Sementara pada industri asuransi jiwa, kemungkinan yang sama bisa terjadi dalam kasus wabah penyakit yang bersifat epidemik dan atau pandemik. Sebagai contoh, pada kasus virus corona ini, WHO telah menetapkan statusnya sebagai epidemik namun belum sampai pada status pandemik meskipun organisasi kesehatan dunia itu telah menaikkan statusnya dari epidemik menjadi darurat kesehatan global atau Public Health Emergency of International Concern (PHEIC).     

Masyarakat umum yang telah membeli atau memiliki polis asuransi kesehatan (health insurance) atau polis santunan harian rawat inap (cash plan benefit) perlu membuka kembali buku atau wording polisnya secara teliti dan berhati-hati. Meskipun secara umum belum dikategorikan sebagai peristiwa pandemik yang menjadi standard pengecualian polis asuransi jiwa, kesehatan, dan cash plan, namun bisa saja ada sejumlah perusahaan asuransi yang tetap tidak dapat membayar biaya berobat ke rumah sakit kepada pemegang polis. Hal ini dikarenakan bunyi polis yang sedikit berbeda, misal dalam sebuah buku polis yang berhasil penulis lihat dan pelajari yang diterbitkan oleh suatu perusahaan asuransi jiwa di Indonesia, pada pasal pengecualian disebutkan bahwa “perusahaan terbebas dari kewajiban membayar klaim jika Tertanggung meninggal dunia sebagai akibat dari wabah penyakit (epidemi) yang ditetapkan oleh Penanggung.” Ketentuan ini memberikan keleluasaan dan fleksibilitas yang tinggi kepada perusahaan asuransi untuk secara sepihak menyatakan melepaskan diri dari tanggung jawab membayar klaim dengan dasar bahwa pernyataan bahwa suatu kejadian masuk dalam status epidemi ditetapkan sendiri oleh Penanggung dan bukan didasarkan pada statement resmi dari pihak yang memiliki otoritas lebih tinggi misalnya pemerintah atau WHO.
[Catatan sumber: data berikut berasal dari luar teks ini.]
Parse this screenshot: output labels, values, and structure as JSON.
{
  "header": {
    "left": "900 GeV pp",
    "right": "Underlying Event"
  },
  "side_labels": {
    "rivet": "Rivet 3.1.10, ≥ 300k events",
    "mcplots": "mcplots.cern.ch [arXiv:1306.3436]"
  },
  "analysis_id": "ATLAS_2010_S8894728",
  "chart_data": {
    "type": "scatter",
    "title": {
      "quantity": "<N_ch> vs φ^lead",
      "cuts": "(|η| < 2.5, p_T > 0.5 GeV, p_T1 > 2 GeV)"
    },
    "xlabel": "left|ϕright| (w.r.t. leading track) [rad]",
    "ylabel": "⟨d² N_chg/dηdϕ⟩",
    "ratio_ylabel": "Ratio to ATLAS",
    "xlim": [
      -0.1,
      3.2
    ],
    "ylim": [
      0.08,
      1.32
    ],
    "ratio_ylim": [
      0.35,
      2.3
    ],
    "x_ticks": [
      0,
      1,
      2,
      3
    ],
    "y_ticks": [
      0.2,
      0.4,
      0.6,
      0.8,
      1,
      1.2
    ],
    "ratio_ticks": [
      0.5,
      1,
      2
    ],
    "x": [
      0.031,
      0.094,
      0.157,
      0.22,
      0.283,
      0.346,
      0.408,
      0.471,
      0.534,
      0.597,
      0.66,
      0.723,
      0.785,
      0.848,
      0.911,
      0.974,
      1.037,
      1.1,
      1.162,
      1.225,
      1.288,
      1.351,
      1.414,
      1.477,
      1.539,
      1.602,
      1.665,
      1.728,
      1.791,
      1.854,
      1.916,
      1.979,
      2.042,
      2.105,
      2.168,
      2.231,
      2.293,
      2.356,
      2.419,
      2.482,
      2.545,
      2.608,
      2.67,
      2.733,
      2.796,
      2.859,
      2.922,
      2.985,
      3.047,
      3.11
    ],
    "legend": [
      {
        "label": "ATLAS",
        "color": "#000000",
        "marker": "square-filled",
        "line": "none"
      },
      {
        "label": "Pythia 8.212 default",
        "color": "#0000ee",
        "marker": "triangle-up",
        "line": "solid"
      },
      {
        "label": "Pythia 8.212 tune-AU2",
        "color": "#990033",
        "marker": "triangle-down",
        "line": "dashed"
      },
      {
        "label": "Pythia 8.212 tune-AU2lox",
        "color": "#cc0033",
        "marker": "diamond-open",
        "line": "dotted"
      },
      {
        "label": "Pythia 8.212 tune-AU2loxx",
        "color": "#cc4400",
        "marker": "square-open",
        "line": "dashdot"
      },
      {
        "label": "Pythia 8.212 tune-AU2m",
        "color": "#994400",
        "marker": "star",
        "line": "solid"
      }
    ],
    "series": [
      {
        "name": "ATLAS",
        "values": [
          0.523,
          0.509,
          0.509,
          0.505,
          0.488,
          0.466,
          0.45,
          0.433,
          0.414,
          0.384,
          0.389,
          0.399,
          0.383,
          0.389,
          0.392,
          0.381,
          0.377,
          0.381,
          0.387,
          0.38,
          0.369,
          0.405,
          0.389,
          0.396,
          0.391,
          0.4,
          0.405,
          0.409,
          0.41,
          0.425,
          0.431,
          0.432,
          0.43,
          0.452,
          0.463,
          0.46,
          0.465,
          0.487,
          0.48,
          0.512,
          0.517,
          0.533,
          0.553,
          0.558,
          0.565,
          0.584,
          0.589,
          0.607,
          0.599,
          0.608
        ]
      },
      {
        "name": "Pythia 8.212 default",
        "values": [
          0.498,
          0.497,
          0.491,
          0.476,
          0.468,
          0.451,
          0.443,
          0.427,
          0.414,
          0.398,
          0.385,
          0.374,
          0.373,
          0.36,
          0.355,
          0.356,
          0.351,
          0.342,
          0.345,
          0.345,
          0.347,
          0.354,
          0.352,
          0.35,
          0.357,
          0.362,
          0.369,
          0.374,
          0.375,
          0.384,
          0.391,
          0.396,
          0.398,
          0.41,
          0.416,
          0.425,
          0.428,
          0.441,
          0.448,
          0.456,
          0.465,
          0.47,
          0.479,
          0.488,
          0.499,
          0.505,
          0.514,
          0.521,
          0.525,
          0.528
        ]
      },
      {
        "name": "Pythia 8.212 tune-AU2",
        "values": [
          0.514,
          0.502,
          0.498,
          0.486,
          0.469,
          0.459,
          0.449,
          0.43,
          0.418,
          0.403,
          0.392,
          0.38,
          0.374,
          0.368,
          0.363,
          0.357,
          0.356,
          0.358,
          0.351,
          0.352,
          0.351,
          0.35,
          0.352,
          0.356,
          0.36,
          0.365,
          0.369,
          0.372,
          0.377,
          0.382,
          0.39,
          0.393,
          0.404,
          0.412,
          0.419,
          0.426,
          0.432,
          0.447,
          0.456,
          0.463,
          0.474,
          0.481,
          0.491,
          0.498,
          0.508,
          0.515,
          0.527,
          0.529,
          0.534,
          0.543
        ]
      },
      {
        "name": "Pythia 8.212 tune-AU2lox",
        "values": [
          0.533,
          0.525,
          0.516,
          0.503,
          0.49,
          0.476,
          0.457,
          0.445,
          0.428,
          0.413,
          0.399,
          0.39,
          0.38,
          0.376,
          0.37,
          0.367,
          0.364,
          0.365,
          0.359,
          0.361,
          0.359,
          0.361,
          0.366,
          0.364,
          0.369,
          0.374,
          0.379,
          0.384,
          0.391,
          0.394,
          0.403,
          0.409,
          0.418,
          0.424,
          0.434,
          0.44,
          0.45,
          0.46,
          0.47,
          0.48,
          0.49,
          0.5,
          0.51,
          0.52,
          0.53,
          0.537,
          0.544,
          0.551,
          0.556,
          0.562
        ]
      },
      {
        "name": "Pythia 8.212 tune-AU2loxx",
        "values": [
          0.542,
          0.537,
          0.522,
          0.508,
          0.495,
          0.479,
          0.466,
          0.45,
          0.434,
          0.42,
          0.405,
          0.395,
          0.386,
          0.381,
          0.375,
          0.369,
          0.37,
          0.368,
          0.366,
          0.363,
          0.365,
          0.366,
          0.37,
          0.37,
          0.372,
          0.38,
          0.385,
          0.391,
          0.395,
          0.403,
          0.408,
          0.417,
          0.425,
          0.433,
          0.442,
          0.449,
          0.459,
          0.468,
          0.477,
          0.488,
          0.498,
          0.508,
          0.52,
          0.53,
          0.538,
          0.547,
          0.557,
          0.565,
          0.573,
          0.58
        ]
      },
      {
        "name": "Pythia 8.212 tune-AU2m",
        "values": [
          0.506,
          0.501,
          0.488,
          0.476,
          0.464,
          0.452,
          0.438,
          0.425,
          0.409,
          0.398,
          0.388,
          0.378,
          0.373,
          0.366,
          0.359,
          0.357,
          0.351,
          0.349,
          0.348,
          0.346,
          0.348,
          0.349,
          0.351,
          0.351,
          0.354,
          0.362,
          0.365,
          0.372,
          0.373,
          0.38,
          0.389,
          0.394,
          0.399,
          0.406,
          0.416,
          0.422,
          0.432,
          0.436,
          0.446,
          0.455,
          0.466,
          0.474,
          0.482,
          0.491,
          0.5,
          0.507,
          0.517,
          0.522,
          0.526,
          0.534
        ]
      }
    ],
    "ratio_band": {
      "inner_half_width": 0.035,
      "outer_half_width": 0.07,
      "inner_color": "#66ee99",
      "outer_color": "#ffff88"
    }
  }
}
Namun setidaknya saat ini sudah ada pernyataan dari AAJI (Asosiasi Asuransi Jiwa Indonesia) seperti yang dilansir CNNIndonesia (29/02) bahwa virus corona bukanlah pandemik sehingga perusahaan asuransi yang menawarkan produk asuransi kesehatan harus membayar klaim kepada nasabah yang terjangkit penyakit tersebut. Hal ini tentu mengacu pada pernyataan WHO di atas bahwa sampai saat ini organisasi tersebut belum memberikan status pandemik pada kasus virus corona yang kini melanda sebagian besar wilayah di dunia. Menurut AAJI melalui Ketua Bidang Marketing dan Komunikasi, Albertus Wiroyo Karsono, coronavirus atau COVID-19 masih dianggap sebagai penyakit pada umumnya sehingga masih dapat dicover oleh polis asuransi.   

Atas pernyataan yang telah dikeluarkan oleh AAJI di atas diharapkan dapat memberikan ketenangan kepada masyarakat umum terutama para pemegang polis asuransi jiwa, asuransi kesehatan, dan asuransi santunan rawat inap, bahwa penyakit karena virus corona masih dapat diajukan klaimnya kepada perusahaan asuransi selama belum ada perubahan status dari otoritas yang berwenang dari kejadian biasa yang bersifat lokal menjadi kejadian luar biasa yang bersifat global.